Trump juga menyoroti rendahnya kemampuan membaca dan matematika di kalangan siswa sekolah dasar, menengah, dan atas di AS sebagai alasan tambahan untuk pembubaran tersebut.
Meskipun Departemen Pendidikan akan dibubarkan, Trump memastikan bahwa beberapa program utama seperti Pell Grant, Title I, dan pendanaan untuk anak-anak berkebutuhan khusus akan tetap dipertahankan. Program-program ini akan didistribusikan kembali ke berbagai lembaga federal lainnya.
Pell Grant sendiri adalah bantuan keuangan bagi mahasiswa berpenghasilan rendah untuk membayar biaya kuliah, sementara Title I memberikan dana federal kepada sekolah-sekolah yang mayoritas siswanya berasal dari keluarga kurang mampu. Namun, belum jelas bagaimana distribusi pendanaan ini akan dilakukan setelah departemen dibubarkan.
Reaksi dan Kekhawatiran Publik
Keputusan untuk membubarkan Departemen Pendidikan mendapat kecaman luas, terutama dari kelompok hak sipil, pendidik, dan sejumlah politisi Demokrat. Grace Meng, Ketua Kaukus Kongres Asia Pasifik Amerika (CAPAC), dan Mark Takano, Ketua Gugus Tugas Pendidikan, menilai keputusan ini sebagai bentuk pengkhianatan terhadap siswa, orang tua, dan pendidik.
Mereka berpendapat bahwa langkah ini menghalangi generasi berikutnya mendapatkan sumber daya yang mereka butuhkan untuk meraih kesuksesan, demi memberikan keringanan pajak bagi para miliarder.

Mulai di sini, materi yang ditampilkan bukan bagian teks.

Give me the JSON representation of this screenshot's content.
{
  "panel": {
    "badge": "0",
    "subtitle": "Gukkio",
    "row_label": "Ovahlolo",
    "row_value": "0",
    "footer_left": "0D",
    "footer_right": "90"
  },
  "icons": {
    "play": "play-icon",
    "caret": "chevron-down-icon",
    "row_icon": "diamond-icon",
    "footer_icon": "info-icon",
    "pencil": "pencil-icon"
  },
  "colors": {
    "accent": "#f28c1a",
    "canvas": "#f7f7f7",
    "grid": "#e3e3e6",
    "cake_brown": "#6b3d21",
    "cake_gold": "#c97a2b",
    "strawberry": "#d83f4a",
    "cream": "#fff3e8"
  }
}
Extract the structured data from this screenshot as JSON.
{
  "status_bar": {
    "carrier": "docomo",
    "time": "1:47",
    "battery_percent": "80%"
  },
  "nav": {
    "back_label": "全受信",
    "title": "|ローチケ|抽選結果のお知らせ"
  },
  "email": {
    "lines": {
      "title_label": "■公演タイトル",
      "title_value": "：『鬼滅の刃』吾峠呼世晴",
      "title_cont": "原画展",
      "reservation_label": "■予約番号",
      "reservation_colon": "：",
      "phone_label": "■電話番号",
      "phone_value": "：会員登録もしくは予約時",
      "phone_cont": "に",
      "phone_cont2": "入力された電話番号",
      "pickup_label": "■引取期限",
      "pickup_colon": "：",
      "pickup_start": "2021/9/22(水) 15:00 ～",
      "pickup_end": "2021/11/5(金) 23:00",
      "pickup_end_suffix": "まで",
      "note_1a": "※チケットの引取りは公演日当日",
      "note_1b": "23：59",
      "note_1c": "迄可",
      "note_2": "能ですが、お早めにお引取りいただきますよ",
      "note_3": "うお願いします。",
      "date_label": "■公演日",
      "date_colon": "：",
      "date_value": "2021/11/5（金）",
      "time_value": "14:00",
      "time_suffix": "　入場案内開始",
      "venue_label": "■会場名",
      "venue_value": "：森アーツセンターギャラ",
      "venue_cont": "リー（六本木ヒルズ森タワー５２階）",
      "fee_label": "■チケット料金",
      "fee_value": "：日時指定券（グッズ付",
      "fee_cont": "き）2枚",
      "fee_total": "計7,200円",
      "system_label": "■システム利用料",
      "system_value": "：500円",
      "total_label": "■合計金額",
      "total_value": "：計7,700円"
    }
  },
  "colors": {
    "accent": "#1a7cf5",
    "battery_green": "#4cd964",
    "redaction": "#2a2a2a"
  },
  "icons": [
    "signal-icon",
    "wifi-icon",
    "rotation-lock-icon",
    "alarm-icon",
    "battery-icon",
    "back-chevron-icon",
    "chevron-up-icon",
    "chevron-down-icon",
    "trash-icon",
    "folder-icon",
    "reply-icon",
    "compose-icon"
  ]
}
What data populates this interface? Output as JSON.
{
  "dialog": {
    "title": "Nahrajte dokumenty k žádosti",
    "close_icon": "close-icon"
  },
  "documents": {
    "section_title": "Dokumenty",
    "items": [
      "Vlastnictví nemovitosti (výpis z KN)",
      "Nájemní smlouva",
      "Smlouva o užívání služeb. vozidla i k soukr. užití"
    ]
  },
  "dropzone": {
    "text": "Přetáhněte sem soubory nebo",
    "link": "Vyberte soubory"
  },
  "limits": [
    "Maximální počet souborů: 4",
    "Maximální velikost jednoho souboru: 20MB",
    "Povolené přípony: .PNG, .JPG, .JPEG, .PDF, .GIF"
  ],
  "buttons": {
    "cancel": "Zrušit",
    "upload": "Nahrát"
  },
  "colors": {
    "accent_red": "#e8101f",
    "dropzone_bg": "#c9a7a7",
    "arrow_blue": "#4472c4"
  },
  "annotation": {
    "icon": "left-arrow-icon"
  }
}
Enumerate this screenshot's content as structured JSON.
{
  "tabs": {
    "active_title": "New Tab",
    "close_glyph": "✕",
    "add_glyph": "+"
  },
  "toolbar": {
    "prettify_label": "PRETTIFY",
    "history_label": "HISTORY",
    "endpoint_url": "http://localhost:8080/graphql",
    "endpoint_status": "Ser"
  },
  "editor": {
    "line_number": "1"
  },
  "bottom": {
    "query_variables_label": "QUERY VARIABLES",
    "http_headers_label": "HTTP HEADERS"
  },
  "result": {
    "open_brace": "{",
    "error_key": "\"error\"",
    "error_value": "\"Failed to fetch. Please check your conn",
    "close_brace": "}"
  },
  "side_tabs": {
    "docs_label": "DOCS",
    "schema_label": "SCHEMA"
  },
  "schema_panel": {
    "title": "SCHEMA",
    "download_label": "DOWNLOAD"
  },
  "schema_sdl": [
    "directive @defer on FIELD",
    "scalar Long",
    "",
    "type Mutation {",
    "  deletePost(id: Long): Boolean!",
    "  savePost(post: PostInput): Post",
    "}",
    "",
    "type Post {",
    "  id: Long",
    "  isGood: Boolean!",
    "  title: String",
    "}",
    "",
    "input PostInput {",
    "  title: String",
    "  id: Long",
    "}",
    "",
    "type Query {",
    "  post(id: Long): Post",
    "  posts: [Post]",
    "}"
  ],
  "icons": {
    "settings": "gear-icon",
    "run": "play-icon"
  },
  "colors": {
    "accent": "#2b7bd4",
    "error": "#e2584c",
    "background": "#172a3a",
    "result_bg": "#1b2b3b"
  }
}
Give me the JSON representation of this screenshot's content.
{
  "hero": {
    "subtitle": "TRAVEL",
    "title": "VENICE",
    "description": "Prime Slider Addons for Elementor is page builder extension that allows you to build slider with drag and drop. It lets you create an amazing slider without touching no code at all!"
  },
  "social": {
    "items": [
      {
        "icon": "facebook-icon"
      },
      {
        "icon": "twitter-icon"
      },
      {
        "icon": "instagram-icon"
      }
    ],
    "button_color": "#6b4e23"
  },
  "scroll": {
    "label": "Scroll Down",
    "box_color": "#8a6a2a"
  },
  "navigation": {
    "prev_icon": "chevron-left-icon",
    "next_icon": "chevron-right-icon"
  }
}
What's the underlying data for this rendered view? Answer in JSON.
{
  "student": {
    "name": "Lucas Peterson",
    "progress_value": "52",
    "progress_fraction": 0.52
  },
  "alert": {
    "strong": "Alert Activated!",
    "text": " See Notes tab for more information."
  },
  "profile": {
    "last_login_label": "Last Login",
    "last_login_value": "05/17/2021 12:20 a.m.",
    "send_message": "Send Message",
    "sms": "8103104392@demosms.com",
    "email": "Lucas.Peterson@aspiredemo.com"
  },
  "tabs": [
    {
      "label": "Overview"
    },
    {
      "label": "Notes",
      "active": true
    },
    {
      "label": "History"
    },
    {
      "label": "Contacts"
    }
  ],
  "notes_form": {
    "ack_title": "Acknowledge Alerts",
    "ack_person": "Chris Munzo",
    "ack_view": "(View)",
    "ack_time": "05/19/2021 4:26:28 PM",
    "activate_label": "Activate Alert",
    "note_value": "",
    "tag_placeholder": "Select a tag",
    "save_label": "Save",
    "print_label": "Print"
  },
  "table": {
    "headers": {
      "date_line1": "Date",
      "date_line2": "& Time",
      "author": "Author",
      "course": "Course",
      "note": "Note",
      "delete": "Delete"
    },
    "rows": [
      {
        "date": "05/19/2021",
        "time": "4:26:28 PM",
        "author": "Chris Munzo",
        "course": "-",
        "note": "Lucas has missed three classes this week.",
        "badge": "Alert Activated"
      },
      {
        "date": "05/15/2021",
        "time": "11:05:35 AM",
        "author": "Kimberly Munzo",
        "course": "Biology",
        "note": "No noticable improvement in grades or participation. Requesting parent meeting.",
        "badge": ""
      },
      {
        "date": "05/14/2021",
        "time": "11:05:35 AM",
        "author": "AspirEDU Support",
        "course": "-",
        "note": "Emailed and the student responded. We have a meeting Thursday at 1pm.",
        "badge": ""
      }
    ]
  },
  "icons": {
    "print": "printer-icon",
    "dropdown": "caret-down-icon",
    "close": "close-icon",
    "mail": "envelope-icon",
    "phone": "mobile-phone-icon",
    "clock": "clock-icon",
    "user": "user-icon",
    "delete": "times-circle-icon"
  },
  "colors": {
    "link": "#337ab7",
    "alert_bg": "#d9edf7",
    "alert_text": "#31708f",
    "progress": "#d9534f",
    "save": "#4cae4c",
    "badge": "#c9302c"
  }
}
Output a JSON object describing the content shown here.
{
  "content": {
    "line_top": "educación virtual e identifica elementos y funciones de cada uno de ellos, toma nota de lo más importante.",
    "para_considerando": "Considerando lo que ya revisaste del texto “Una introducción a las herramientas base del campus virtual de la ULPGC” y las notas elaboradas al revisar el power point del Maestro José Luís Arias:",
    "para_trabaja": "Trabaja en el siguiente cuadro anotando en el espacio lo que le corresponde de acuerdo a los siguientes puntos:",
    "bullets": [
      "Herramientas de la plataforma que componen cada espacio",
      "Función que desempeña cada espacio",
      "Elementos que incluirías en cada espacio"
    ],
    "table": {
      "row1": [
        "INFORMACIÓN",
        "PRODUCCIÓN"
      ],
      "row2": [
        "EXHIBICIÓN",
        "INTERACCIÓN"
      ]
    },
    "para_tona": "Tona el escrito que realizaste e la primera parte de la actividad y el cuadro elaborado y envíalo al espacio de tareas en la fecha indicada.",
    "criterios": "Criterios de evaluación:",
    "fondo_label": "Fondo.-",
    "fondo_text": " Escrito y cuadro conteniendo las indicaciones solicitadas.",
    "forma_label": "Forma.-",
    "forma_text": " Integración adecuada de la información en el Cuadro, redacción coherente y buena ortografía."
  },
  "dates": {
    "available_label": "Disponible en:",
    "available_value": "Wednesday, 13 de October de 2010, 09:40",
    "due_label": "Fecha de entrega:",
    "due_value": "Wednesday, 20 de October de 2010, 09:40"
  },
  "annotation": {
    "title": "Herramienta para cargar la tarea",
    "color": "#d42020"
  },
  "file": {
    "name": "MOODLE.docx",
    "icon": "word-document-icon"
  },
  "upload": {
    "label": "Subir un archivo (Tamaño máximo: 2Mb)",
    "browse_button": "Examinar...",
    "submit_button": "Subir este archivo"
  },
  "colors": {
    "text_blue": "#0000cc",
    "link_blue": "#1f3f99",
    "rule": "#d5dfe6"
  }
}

Derrick Johnson, Presiden Asosiasi Nasional untuk Kemajuan Orang Kulit Berwarna (NAACP), menyebut langkah ini sebagai hari yang suram bagi jutaan anak Amerika yang bergantung pada pendanaan federal untuk mendapatkan pendidikan berkualitas.
Menurutnya, kebijakan ini terutama akan berdampak pada komunitas miskin dan pedesaan, termasuk mereka yang mendukung Trump. Presiden National Parents Union, Keri Rodrigues, menambahkan bahwa pembubaran ini berpotensi menghapus kemajuan yang telah dicapai selama beberapa dekade dalam menjamin akses pendidikan yang setara.
Tantangan Hukum dan Proses Legislatif
Pendirian dan pembubaran lembaga-lembaga federal umumnya memerlukan persetujuan Kongres melalui legislasi. Jika Trump ingin menutup Departemen Pendidikan, hal itu harus melalui proses legislatif di Kongres.
Masih belum jelas bagaimana sang presiden akan melanjutkan perintah eksekutif ini. Selain itu, langkah ini kemungkinan akan menghadapi tantangan hukum dari berbagai kelompok yang menilai pembubaran departemen tersebut dapat merugikan akses pendidikan bagi banyak siswa.
Departemen Pendidikan AS sebelumnya sudah memulai pemutusan hubungan kerja (PHK) secara besar-besaran. Menurut laporan media AS, departemen yang awalnya memiliki 4.000 karyawan ini akan mengurangi hampir separuh dari jumlah tenaga kerjanya.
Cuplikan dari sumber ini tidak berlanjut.